I started out on the game's equivalent of the strip, and while I was disappointed to see that most of modern Vegas' landmarks aren't there, the dev explained that this is of course a fictional version of Vegas, set in the world of Fallout. To that end, they created all of their own casinos, from palaces like Tops and Gomorra to a dive called Vault 21 and the Lucky 38, a casino closed off to anyone but Ghouls. I stopped at the first one I saw, and headed in to do some gambling.
I was forced to check my weapons in at the door, but of course, that was a choice -- it was possible, through the dialogue tree, for me to keep a concealed weapon, or even fight the bouncer, but I decided to try my luck at the table rather than in combat. Inside, I found three games to play in the form of blackjack, roulette, and the slot machines. It's all done as you'd expect -- that same retro font from the last game lets you place bets, and you try to hit it big along with all of the other poor schlubs with more money than sense.
You can't hit it too big, however -- the dev showed me a demo build cheat to win the slot machine jackpot every time, and as soon as I did, the casino's goons showed up to end my gambling career. I was also told that there was one more game, created for Fallout, that they weren't showing at this demo, and as I left the casino, I noticed there was also a show to see, as well as the usual gathering of sidequest-worthy locals hanging around.
As the dev warped me to the next adventure, I asked if he thought this game was an expansion or a sequel, and he told me that it was definitely not just an expansion. The world is comparable in size to the area we've explored around DC, and there are lots and lots of new models and new art to work with, he said.
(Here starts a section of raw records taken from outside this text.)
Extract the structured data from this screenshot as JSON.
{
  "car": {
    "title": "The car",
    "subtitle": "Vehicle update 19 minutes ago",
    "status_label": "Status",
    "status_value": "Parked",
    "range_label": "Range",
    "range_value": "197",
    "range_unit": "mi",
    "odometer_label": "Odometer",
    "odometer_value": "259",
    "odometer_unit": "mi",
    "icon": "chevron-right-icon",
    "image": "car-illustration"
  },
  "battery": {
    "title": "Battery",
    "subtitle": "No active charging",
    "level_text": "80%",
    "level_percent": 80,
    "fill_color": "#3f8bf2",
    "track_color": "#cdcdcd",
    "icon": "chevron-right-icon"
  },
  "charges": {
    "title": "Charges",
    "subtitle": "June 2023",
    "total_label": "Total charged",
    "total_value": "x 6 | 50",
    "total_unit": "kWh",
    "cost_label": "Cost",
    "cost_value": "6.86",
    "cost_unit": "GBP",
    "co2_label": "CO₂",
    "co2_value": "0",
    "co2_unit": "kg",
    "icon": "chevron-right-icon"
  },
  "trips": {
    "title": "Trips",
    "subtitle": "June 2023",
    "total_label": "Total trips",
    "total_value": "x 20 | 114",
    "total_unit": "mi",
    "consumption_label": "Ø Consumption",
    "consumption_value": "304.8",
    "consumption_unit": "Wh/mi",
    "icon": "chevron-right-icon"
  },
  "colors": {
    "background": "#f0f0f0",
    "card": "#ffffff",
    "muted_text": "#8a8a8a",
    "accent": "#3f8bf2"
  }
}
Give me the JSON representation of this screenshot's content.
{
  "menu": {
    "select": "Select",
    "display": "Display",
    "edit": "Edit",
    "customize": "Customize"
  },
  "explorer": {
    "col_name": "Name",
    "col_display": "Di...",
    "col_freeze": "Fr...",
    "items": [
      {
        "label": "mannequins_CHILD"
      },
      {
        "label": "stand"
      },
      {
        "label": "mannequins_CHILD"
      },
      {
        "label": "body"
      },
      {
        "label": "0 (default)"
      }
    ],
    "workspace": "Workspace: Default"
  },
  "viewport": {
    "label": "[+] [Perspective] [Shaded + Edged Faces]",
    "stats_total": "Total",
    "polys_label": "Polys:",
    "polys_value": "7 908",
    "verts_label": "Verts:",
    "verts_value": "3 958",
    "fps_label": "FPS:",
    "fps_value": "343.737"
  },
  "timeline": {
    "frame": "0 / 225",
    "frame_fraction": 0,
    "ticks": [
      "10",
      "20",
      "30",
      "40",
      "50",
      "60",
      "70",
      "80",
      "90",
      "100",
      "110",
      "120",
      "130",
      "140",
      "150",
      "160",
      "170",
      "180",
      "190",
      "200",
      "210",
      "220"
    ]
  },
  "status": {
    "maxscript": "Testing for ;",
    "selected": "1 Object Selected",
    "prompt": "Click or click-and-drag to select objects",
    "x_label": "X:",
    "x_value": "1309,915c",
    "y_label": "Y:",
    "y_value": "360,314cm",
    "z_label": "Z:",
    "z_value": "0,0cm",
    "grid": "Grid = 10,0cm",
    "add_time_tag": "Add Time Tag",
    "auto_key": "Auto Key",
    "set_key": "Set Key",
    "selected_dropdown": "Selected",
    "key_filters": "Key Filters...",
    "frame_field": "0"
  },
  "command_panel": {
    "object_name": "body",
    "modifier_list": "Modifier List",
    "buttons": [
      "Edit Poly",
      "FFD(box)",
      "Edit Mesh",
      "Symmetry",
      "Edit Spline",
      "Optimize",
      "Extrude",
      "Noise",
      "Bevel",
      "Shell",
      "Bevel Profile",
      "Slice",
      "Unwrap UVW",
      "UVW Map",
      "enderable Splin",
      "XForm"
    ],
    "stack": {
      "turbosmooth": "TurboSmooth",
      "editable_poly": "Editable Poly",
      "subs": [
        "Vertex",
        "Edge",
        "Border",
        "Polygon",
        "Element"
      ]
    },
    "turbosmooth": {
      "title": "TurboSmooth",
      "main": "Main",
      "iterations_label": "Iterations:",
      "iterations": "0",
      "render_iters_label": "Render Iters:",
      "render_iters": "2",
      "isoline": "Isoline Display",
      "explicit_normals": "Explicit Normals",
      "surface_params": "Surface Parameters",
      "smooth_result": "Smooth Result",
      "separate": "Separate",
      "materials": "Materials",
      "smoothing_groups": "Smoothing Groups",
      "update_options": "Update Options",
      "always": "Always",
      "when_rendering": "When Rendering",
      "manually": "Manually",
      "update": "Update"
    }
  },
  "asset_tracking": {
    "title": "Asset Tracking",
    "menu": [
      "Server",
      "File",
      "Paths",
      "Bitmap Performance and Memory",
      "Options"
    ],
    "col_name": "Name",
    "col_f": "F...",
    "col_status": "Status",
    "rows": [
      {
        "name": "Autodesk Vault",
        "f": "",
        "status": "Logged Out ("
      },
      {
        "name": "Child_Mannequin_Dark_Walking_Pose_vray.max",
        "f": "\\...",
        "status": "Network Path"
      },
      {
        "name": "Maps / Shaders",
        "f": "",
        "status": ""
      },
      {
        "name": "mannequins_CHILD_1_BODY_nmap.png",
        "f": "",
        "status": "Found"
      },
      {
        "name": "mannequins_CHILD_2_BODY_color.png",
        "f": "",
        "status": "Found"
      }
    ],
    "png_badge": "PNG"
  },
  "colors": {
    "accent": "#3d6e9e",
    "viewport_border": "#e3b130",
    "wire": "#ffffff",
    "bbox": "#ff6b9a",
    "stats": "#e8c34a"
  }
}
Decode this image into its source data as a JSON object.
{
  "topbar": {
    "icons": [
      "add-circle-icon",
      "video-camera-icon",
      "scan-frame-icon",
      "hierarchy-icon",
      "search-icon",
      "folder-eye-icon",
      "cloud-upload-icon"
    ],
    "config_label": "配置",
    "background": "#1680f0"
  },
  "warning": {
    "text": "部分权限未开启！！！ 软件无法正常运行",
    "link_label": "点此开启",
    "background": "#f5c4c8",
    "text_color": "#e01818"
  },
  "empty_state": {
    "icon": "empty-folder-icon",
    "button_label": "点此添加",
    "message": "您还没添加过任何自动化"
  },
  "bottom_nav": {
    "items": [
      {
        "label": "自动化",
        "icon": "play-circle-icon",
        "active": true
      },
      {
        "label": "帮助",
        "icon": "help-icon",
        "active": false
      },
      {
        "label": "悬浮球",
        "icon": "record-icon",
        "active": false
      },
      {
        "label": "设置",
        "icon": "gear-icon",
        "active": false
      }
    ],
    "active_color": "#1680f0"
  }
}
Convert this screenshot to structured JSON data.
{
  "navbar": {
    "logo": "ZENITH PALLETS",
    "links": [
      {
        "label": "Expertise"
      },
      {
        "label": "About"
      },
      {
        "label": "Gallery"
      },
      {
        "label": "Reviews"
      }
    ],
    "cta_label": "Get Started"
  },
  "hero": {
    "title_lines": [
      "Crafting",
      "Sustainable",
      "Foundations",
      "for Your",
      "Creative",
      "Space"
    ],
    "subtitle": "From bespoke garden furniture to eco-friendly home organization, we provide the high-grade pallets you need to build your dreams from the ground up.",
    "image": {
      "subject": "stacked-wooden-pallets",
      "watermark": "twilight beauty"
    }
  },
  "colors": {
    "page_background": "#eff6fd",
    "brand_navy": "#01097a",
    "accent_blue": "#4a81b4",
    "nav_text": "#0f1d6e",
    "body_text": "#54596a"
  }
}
But I'm not sure I agree -- new content, even if there's lots of it, doesn't necessarily mean a new game.
The few quests I played put me in the middle of a battle between bases of the New California Republic and the Caesar's Legion faction, and all the old tricks were there -- I scouted for the NCR, ran an assault with a few helpers in tow, and could choose multiple ways to take down my enemies (including dressing up in Caesar's Legion gear and sneaking into the base). New drugs will give new buffs, the PipBoy still manages everything (including new radio stations, though I wasn't able to hear any during the demo), and the denizens of the desert are just as crazy as what we found in the DC underground.
In short, if you loved Fallout 3, you'll probably love New Vegas just as much. But if Fallout 3 didn't kickstart your GECK, the new setting doesn't seem like it changes the gameplay all that much. War, I believe they say. War never changes.